Project Description:Through large cohort studies based at QIMR Berghofer Medical Research Institute, including the Queensland Study of Melanoma: Environmental and Genetic Associations (Q-MEGA), the Queensland Twin Registry (QTwin), and the QSkin skin cancer study (N ~ 20,000), and from large international datasets (e.g. UK Biobank, N > 500,000) we have a large body of data linking genetics to skin biology. Through this we are able to assess the genetics of skin cancers, including melanoma, skin ageing, pigmentation, and mole count.
These traits interact, and recent methods such as Multi-trait analysis of GWAS, MTAG, have shown that combining related traits can dramatically increase discovery of new genes. We wish to combine this data to greatly increase this data to improve our understanding of skin biology.
Through advanced statistical genetics techniques perform combined analysis of skin traits, identifying new genetic risks and generating improved prediction models.
The overlap of these traits will be explored to identify new genetic risks common to all traits. Prediction models will be developed from the combined data, and calibrated against datasets in hand.

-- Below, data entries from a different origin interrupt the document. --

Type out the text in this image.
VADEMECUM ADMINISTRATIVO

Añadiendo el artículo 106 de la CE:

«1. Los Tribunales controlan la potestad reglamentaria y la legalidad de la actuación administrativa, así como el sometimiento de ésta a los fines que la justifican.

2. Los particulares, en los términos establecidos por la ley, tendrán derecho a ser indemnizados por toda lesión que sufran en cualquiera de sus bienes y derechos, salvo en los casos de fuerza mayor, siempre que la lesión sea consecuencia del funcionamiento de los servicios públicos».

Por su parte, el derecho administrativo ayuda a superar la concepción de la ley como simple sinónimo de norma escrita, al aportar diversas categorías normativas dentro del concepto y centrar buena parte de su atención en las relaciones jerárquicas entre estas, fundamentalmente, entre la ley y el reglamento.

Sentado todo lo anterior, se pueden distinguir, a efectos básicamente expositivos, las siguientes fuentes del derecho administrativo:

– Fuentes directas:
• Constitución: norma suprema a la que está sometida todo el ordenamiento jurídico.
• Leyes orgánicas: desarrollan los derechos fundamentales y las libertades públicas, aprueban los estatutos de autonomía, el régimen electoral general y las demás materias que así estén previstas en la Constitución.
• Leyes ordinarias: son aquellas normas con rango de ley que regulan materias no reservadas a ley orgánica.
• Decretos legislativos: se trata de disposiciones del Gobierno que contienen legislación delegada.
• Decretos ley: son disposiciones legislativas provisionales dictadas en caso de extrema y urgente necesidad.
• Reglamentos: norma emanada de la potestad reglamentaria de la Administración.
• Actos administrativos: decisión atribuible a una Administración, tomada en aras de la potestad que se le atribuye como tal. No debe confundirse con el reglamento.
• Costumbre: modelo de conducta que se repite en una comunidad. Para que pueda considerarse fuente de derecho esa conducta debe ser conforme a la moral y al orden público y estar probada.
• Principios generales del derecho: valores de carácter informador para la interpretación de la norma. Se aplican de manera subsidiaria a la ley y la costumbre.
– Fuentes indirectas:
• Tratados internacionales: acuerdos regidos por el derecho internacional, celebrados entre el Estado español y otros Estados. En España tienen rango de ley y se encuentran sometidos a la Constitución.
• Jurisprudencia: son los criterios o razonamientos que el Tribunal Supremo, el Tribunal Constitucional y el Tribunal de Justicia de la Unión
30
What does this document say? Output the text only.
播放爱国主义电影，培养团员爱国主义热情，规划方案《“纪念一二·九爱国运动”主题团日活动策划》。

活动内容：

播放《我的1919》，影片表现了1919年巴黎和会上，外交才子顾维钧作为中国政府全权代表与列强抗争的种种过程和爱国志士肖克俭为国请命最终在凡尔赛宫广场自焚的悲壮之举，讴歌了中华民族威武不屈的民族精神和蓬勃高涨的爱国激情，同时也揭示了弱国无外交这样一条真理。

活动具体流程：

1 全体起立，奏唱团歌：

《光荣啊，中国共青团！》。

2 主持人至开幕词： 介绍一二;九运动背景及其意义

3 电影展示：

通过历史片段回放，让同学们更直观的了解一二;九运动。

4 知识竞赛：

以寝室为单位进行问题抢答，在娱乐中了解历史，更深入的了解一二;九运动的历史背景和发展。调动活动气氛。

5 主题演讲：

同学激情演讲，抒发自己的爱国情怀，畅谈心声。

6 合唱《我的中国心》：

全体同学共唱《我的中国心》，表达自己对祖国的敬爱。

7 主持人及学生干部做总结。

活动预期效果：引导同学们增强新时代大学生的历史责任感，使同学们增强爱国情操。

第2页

Suitable background:The post is ideally suited to someone with an undergraduate or Masters degree in genetic epidemiology, epidemiology, statistics or bioinformatics. Experience in the analysis/manipulation of large datasets and a good knowledge of computing is desirable. Experience in cancer genetics and/or molecular biology advantageous but not essential. Non-statistical applicants must be able to demonstrate some knowledge of statistics. For statistical applicants, some knowledge of genetics is desirable.